Pożegnanie jesieni

Ostatniej nocy mróz ściął wszystko dookoła. Podczas wieczornego "wypadu" do stajni trawa zmrożona trawa chrzęściła pod stopami, a nad ranem woda w wannie była pokryta półtoracentymetrową warstwą lodu. Znak to oczywisty, że czas pożegnać się z jesienią i wygrzebać z szafy czapki, szaliki i rękawiczki - już niedługo będą potrzebne na co dzień. Jednak póki co warto skorzystać z ostatnich chwil jesiennego słońca i jesiennych kolorów. Poszliśmy zatem na ostatni Prawdziwie Jesienny Spacer.

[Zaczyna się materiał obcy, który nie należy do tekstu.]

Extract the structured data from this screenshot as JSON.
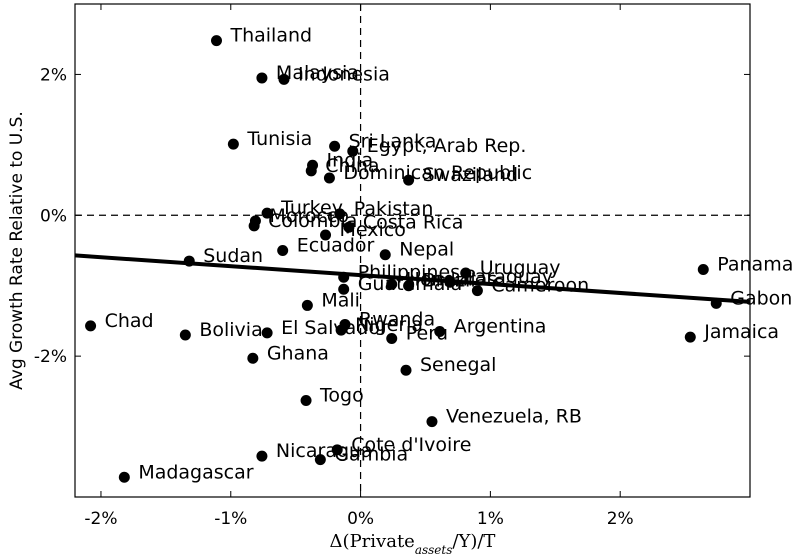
{
  "chart_data": {
    "type": "scatter",
    "title": "",
    "xlabel_parts": [
      "Δ(Private",
      "assets",
      "/Y)/T"
    ],
    "ylabel": "Avg Growth Rate Relative to U.S.",
    "xlim": [
      -2.2,
      3.0
    ],
    "ylim": [
      -4.0,
      3.0
    ],
    "x_ticks": [
      {
        "value": -2,
        "label": "-2%"
      },
      {
        "value": -1,
        "label": "-1%"
      },
      {
        "value": 0,
        "label": "0%"
      },
      {
        "value": 1,
        "label": "1%"
      },
      {
        "value": 2,
        "label": "2%"
      }
    ],
    "y_ticks": [
      {
        "value": 2,
        "label": "2%"
      },
      {
        "value": 0,
        "label": "0%"
      },
      {
        "value": -2,
        "label": "-2%"
      }
    ],
    "reference_lines": {
      "x": 0,
      "y": 0,
      "style": "dashed"
    },
    "fit_line": {
      "x": [
        -2.2,
        3.0
      ],
      "y": [
        -0.57,
        -1.23
      ]
    },
    "points": [
      {
        "label": "Thailand",
        "x": -1.11,
        "y": 2.48
      },
      {
        "label": "Malaysia",
        "x": -0.76,
        "y": 1.95
      },
      {
        "label": "Indonesia",
        "x": -0.59,
        "y": 1.93
      },
      {
        "label": "Tunisia",
        "x": -0.98,
        "y": 1.01
      },
      {
        "label": "Sri Lanka",
        "x": -0.2,
        "y": 0.98
      },
      {
        "label": "Egypt, Arab Rep.",
        "x": -0.06,
        "y": 0.91
      },
      {
        "label": "India",
        "x": -0.37,
        "y": 0.71
      },
      {
        "label": "China",
        "x": -0.38,
        "y": 0.63
      },
      {
        "label": "Dominican Republic",
        "x": -0.24,
        "y": 0.53
      },
      {
        "label": "Swaziland",
        "x": 0.37,
        "y": 0.5
      },
      {
        "label": "Turkey",
        "x": -0.72,
        "y": 0.03
      },
      {
        "label": "Pakistan",
        "x": -0.16,
        "y": 0.02
      },
      {
        "label": "Morocco",
        "x": -0.81,
        "y": -0.08
      },
      {
        "label": "Colombia",
        "x": -0.82,
        "y": -0.15
      },
      {
        "label": "Costa Rica",
        "x": -0.09,
        "y": -0.17
      },
      {
        "label": "Mexico",
        "x": -0.27,
        "y": -0.28
      },
      {
        "label": "Ecuador",
        "x": -0.6,
        "y": -0.5
      },
      {
        "label": "Sudan",
        "x": -1.32,
        "y": -0.65
      },
      {
        "label": "Nepal",
        "x": 0.19,
        "y": -0.56
      },
      {
        "label": "Philippines",
        "x": -0.13,
        "y": -0.88
      },
      {
        "label": "Uruguay",
        "x": 0.81,
        "y": -0.82
      },
      {
        "label": "Guatemala",
        "x": -0.13,
        "y": -1.05
      },
      {
        "label": "Honduras",
        "x": 0.24,
        "y": -0.98
      },
      {
        "label": "Brazil",
        "x": 0.37,
        "y": -1.0
      },
      {
        "label": "Paraguay",
        "x": 0.69,
        "y": -0.95
      },
      {
        "label": "Cameroon",
        "x": 0.9,
        "y": -1.07
      },
      {
        "label": "Mali",
        "x": -0.41,
        "y": -1.28
      },
      {
        "label": "Panama",
        "x": 2.64,
        "y": -0.77
      },
      {
        "label": "Gabon",
        "x": 2.74,
        "y": -1.25
      },
      {
        "label": "Chad",
        "x": -2.08,
        "y": -1.57
      },
      {
        "label": "Bolivia",
        "x": -1.35,
        "y": -1.7
      },
      {
        "label": "El Salvador",
        "x": -0.72,
        "y": -1.67
      },
      {
        "label": "Rwanda",
        "x": -0.12,
        "y": -1.55
      },
      {
        "label": "Nigeria",
        "x": -0.15,
        "y": -1.63
      },
      {
        "label": "Peru",
        "x": 0.24,
        "y": -1.75
      },
      {
        "label": "Argentina",
        "x": 0.61,
        "y": -1.65
      },
      {
        "label": "Jamaica",
        "x": 2.54,
        "y": -1.73
      },
      {
        "label": "Ghana",
        "x": -0.83,
        "y": -2.03
      },
      {
        "label": "Senegal",
        "x": 0.35,
        "y": -2.2
      },
      {
        "label": "Togo",
        "x": -0.42,
        "y": -2.63
      },
      {
        "label": "Venezuela, RB",
        "x": 0.55,
        "y": -2.93
      },
      {
        "label": "Cote d'Ivoire",
        "x": -0.18,
        "y": -3.33
      },
      {
        "label": "Nicaragua",
        "x": -0.76,
        "y": -3.42
      },
      {
        "label": "Gambia",
        "x": -0.31,
        "y": -3.47
      },
      {
        "label": "Madagascar",
        "x": -1.82,
        "y": -3.72
      }
    ]
  }
}
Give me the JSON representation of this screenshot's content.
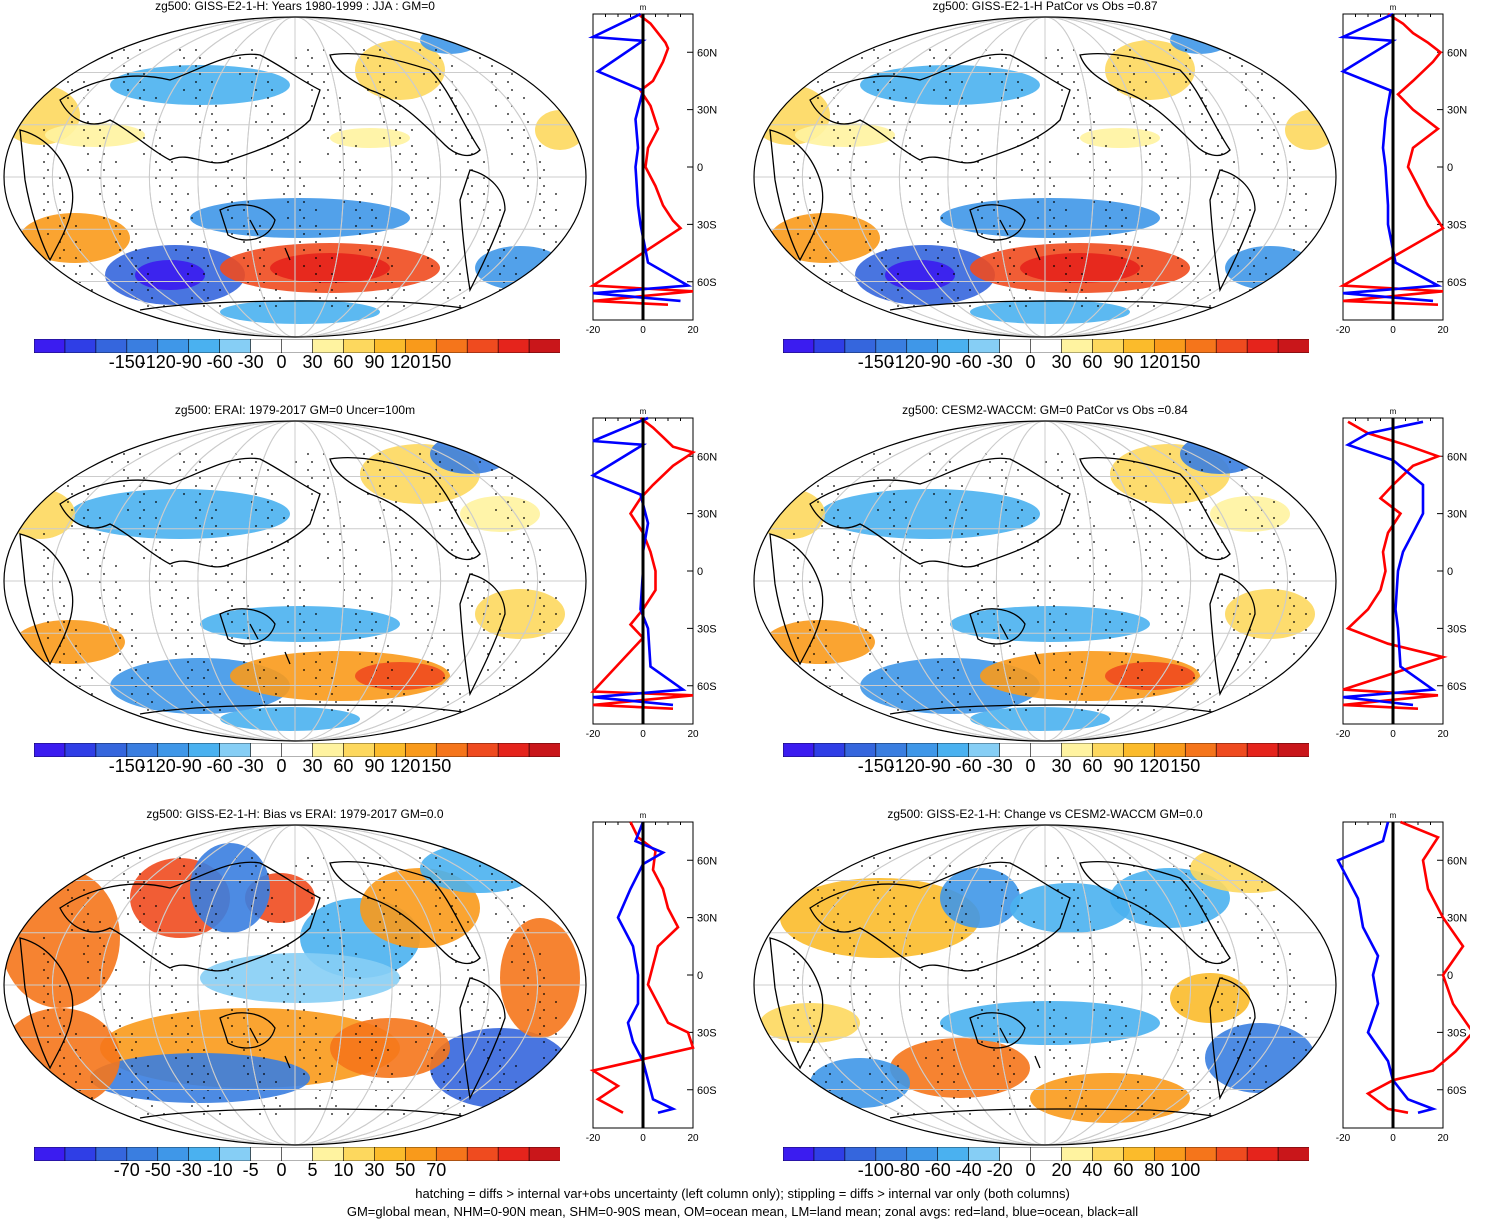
{
  "panels": [
    {
      "title": "zg500: GISS-E2-1-H: Years 1980-1999 : JJA : GM=0",
      "cbar_labels": [
        "-150",
        "-120",
        "-90",
        "-60",
        "-30",
        "0",
        "30",
        "60",
        "90",
        "120",
        "150"
      ],
      "zonal_unit": "m",
      "zonal_xticks": [
        "-20",
        "0",
        "20"
      ],
      "lat_labels": [
        "60N",
        "30N",
        "0",
        "30S",
        "60S"
      ],
      "zonal_profiles": {
        "red": [
          [
            -2,
            80
          ],
          [
            3,
            75
          ],
          [
            6,
            70
          ],
          [
            9,
            65
          ],
          [
            10,
            62
          ],
          [
            8,
            55
          ],
          [
            4,
            45
          ],
          [
            -1,
            40
          ],
          [
            3,
            32
          ],
          [
            6,
            20
          ],
          [
            2,
            10
          ],
          [
            1,
            0
          ],
          [
            5,
            -10
          ],
          [
            8,
            -20
          ],
          [
            12,
            -28
          ],
          [
            15,
            -32
          ],
          [
            -20,
            -62
          ],
          [
            20,
            -65
          ],
          [
            -20,
            -70
          ],
          [
            10,
            -72
          ]
        ],
        "blue": [
          [
            -1,
            80
          ],
          [
            -20,
            68
          ],
          [
            0,
            66
          ],
          [
            -18,
            50
          ],
          [
            0,
            40
          ],
          [
            -3,
            25
          ],
          [
            -2,
            10
          ],
          [
            -3,
            0
          ],
          [
            -2,
            -20
          ],
          [
            -1,
            -30
          ],
          [
            2,
            -50
          ],
          [
            18,
            -62
          ],
          [
            -20,
            -66
          ],
          [
            15,
            -70
          ]
        ]
      }
    },
    {
      "title": "zg500: GISS-E2-1-H PatCor vs Obs =0.87",
      "cbar_labels": [
        "-150",
        "-120",
        "-90",
        "-60",
        "-30",
        "0",
        "30",
        "60",
        "90",
        "120",
        "150"
      ],
      "zonal_unit": "m",
      "zonal_xticks": [
        "-20",
        "0",
        "20"
      ],
      "lat_labels": [
        "60N",
        "30N",
        "0",
        "30S",
        "60S"
      ],
      "zonal_profiles": {
        "red": [
          [
            -2,
            80
          ],
          [
            4,
            75
          ],
          [
            8,
            70
          ],
          [
            14,
            65
          ],
          [
            19,
            60
          ],
          [
            16,
            55
          ],
          [
            8,
            45
          ],
          [
            2,
            38
          ],
          [
            8,
            30
          ],
          [
            18,
            20
          ],
          [
            8,
            10
          ],
          [
            6,
            0
          ],
          [
            10,
            -10
          ],
          [
            14,
            -20
          ],
          [
            18,
            -28
          ],
          [
            20,
            -32
          ],
          [
            -20,
            -62
          ],
          [
            20,
            -65
          ],
          [
            -20,
            -70
          ],
          [
            18,
            -72
          ]
        ],
        "blue": [
          [
            0,
            80
          ],
          [
            -20,
            68
          ],
          [
            0,
            66
          ],
          [
            -20,
            50
          ],
          [
            -1,
            40
          ],
          [
            -3,
            25
          ],
          [
            -4,
            10
          ],
          [
            -3,
            0
          ],
          [
            -2,
            -20
          ],
          [
            -2,
            -30
          ],
          [
            1,
            -50
          ],
          [
            18,
            -62
          ],
          [
            -20,
            -66
          ],
          [
            16,
            -70
          ]
        ]
      }
    },
    {
      "title": "zg500: ERAI: 1979-2017 GM=0 Uncer=100m",
      "cbar_labels": [
        "-150",
        "-120",
        "-90",
        "-60",
        "-30",
        "0",
        "30",
        "60",
        "90",
        "120",
        "150"
      ],
      "zonal_unit": "m",
      "zonal_xticks": [
        "-20",
        "0",
        "20"
      ],
      "lat_labels": [
        "60N",
        "30N",
        "0",
        "30S",
        "60S"
      ],
      "zonal_profiles": {
        "red": [
          [
            -1,
            80
          ],
          [
            4,
            75
          ],
          [
            8,
            70
          ],
          [
            12,
            65
          ],
          [
            20,
            62
          ],
          [
            12,
            55
          ],
          [
            4,
            45
          ],
          [
            -1,
            38
          ],
          [
            -5,
            30
          ],
          [
            0,
            20
          ],
          [
            3,
            10
          ],
          [
            5,
            0
          ],
          [
            5,
            -10
          ],
          [
            0,
            -20
          ],
          [
            -5,
            -28
          ],
          [
            0,
            -35
          ],
          [
            -20,
            -63
          ],
          [
            20,
            -65
          ],
          [
            -20,
            -70
          ],
          [
            12,
            -72
          ]
        ],
        "blue": [
          [
            2,
            80
          ],
          [
            -20,
            68
          ],
          [
            0,
            66
          ],
          [
            -20,
            50
          ],
          [
            -1,
            40
          ],
          [
            2,
            25
          ],
          [
            0,
            10
          ],
          [
            0,
            0
          ],
          [
            -1,
            -20
          ],
          [
            2,
            -30
          ],
          [
            3,
            -50
          ],
          [
            16,
            -62
          ],
          [
            -20,
            -66
          ],
          [
            12,
            -70
          ]
        ]
      }
    },
    {
      "title": "zg500: CESM2-WACCM: GM=0 PatCor vs Obs =0.84",
      "cbar_labels": [
        "-150",
        "-120",
        "-90",
        "-60",
        "-30",
        "0",
        "30",
        "60",
        "90",
        "120",
        "150"
      ],
      "zonal_unit": "m",
      "zonal_xticks": [
        "-20",
        "0",
        "20"
      ],
      "lat_labels": [
        "60N",
        "30N",
        "0",
        "30S",
        "60S"
      ],
      "zonal_profiles": {
        "red": [
          [
            -18,
            78
          ],
          [
            -10,
            72
          ],
          [
            5,
            66
          ],
          [
            18,
            60
          ],
          [
            8,
            55
          ],
          [
            0,
            45
          ],
          [
            -5,
            38
          ],
          [
            3,
            30
          ],
          [
            -2,
            20
          ],
          [
            -4,
            10
          ],
          [
            -3,
            0
          ],
          [
            -5,
            -10
          ],
          [
            -10,
            -20
          ],
          [
            -18,
            -30
          ],
          [
            -2,
            -38
          ],
          [
            20,
            -45
          ],
          [
            -20,
            -62
          ],
          [
            18,
            -65
          ],
          [
            -20,
            -70
          ],
          [
            10,
            -72
          ]
        ],
        "blue": [
          [
            12,
            78
          ],
          [
            -10,
            72
          ],
          [
            -18,
            66
          ],
          [
            0,
            58
          ],
          [
            12,
            45
          ],
          [
            12,
            30
          ],
          [
            8,
            20
          ],
          [
            4,
            10
          ],
          [
            2,
            0
          ],
          [
            1,
            -20
          ],
          [
            2,
            -30
          ],
          [
            3,
            -50
          ],
          [
            16,
            -62
          ],
          [
            -20,
            -66
          ],
          [
            8,
            -70
          ]
        ]
      }
    },
    {
      "title": "zg500: GISS-E2-1-H: Bias vs ERAI: 1979-2017 GM=0.0",
      "cbar_labels": [
        "-70",
        "-50",
        "-30",
        "-10",
        "-5",
        "0",
        "5",
        "10",
        "30",
        "50",
        "70"
      ],
      "zonal_unit": "m",
      "zonal_xticks": [
        "-20",
        "0",
        "20"
      ],
      "lat_labels": [
        "60N",
        "30N",
        "0",
        "30S",
        "60S"
      ],
      "zonal_profiles": {
        "red": [
          [
            -5,
            80
          ],
          [
            -2,
            72
          ],
          [
            5,
            65
          ],
          [
            4,
            55
          ],
          [
            8,
            45
          ],
          [
            10,
            35
          ],
          [
            14,
            25
          ],
          [
            6,
            15
          ],
          [
            4,
            5
          ],
          [
            2,
            -5
          ],
          [
            6,
            -15
          ],
          [
            10,
            -25
          ],
          [
            18,
            -30
          ],
          [
            20,
            -38
          ],
          [
            -20,
            -50
          ],
          [
            -10,
            -58
          ],
          [
            -18,
            -65
          ],
          [
            -8,
            -72
          ]
        ],
        "blue": [
          [
            0,
            80
          ],
          [
            -3,
            70
          ],
          [
            8,
            64
          ],
          [
            0,
            58
          ],
          [
            -5,
            45
          ],
          [
            -10,
            30
          ],
          [
            -4,
            15
          ],
          [
            -2,
            0
          ],
          [
            -2,
            -15
          ],
          [
            -6,
            -25
          ],
          [
            -4,
            -35
          ],
          [
            0,
            -45
          ],
          [
            2,
            -55
          ],
          [
            4,
            -65
          ],
          [
            12,
            -70
          ],
          [
            6,
            -72
          ]
        ]
      }
    },
    {
      "title": "zg500: GISS-E2-1-H: Change vs CESM2-WACCM GM=0.0",
      "cbar_labels": [
        "-100",
        "-80",
        "-60",
        "-40",
        "-20",
        "0",
        "20",
        "40",
        "60",
        "80",
        "100"
      ],
      "zonal_unit": "m",
      "zonal_xticks": [
        "-20",
        "0",
        "20"
      ],
      "lat_labels": [
        "60N",
        "30N",
        "0",
        "30S",
        "60S"
      ],
      "zonal_profiles": {
        "red": [
          [
            3,
            80
          ],
          [
            18,
            72
          ],
          [
            12,
            60
          ],
          [
            14,
            45
          ],
          [
            20,
            30
          ],
          [
            28,
            15
          ],
          [
            20,
            0
          ],
          [
            24,
            -15
          ],
          [
            32,
            -30
          ],
          [
            25,
            -40
          ],
          [
            16,
            -50
          ],
          [
            0,
            -55
          ],
          [
            -10,
            -62
          ],
          [
            -2,
            -70
          ],
          [
            6,
            -72
          ]
        ],
        "blue": [
          [
            -2,
            80
          ],
          [
            -4,
            70
          ],
          [
            -22,
            60
          ],
          [
            -14,
            40
          ],
          [
            -12,
            25
          ],
          [
            -6,
            10
          ],
          [
            -8,
            0
          ],
          [
            -6,
            -15
          ],
          [
            -10,
            -30
          ],
          [
            -2,
            -45
          ],
          [
            0,
            -55
          ],
          [
            6,
            -65
          ],
          [
            16,
            -70
          ],
          [
            10,
            -72
          ]
        ]
      }
    }
  ],
  "colormap": [
    "#3b1cf0",
    "#2f3ee6",
    "#3566dd",
    "#3a7ee0",
    "#3f97e8",
    "#4ab1f0",
    "#86cef5",
    "#ffffff",
    "#ffffff",
    "#fff3a0",
    "#fdd85e",
    "#fbbb2b",
    "#f99a1b",
    "#f5751b",
    "#ef4b1f",
    "#e5241c",
    "#c9161a"
  ],
  "footer": [
    "hatching = diffs > internal var+obs uncertainty (left column only); stippling = diffs > internal var only (both columns)",
    "GM=global mean, NHM=0-90N mean, SHM=0-90S mean, OM=ocean mean, LM=land mean; zonal avgs: red=land, blue=ocean, black=all"
  ]
}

Wraz z...



...Wegą...




...ruszyliśmy w obchód okolicy.




Odwiedziliśmy okoliczne (pa)górki,...




...zajrzeliśmy tu i ówdzie,...




...popodziwialiśmy panoramę Sączowa,...




...a na końcu wpadliśmy na chwilę do pobliskiego lasku.


Było rześko, lecz słonecznie i kolorowo. Jednak pierwsze oznaki nadciągających chłodów był już widoczne:



P.S. (dodane potem): A pod wieczór nasilił się wiatr, zrobiło się szaro, buro i ponuro, zaś rano wszystko pokrywała cienka warstewka pierwszego śniegu...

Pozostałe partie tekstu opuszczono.